Korea’s ports have been closed to imports of Canadian beef since May 2003, after officials confirmed Canada’s first homegrown case of BSE in an Alberta cow. The market was previously Canada’s fourth biggest for beef, worth about $50 million in sales per year.
The Canada Beef Export Federation welcomed the news, citing Korean industry media reports that the Korean government intends to offer Canada access for all edible beef products (boneless, bone-in and offal) derived from cattle less than 30 months of age.
“This would represent commercially viable access to the Korean market for the
Canadian beef and veal industry,” said CBEF president Ted Haney in a release Friday. “This would be a very welcome and long-awaited development, representing great value to Canadian cattle producers.

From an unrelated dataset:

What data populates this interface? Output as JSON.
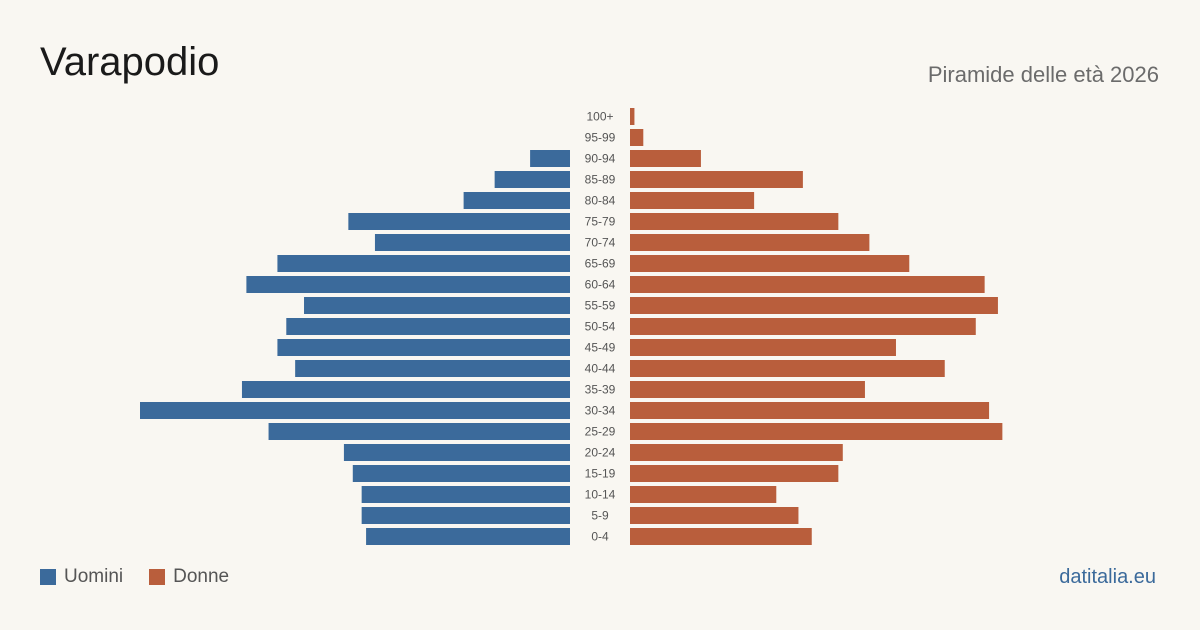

“At the same time, it is important to keep in mind that, for controlled-risk BSE countries, the OIE (World Organization for Animal Health) allows for trade in all edible beef products derived from cattle of all ages, subject to standard SRM removal – including Canada. This is full trade normalization and this is our goal in Korea.”
Talks be twe en the two countries last took place in November 2007, at which time CBEF said they stalled while Korea focused on reaching a beef access agreement with the U. S.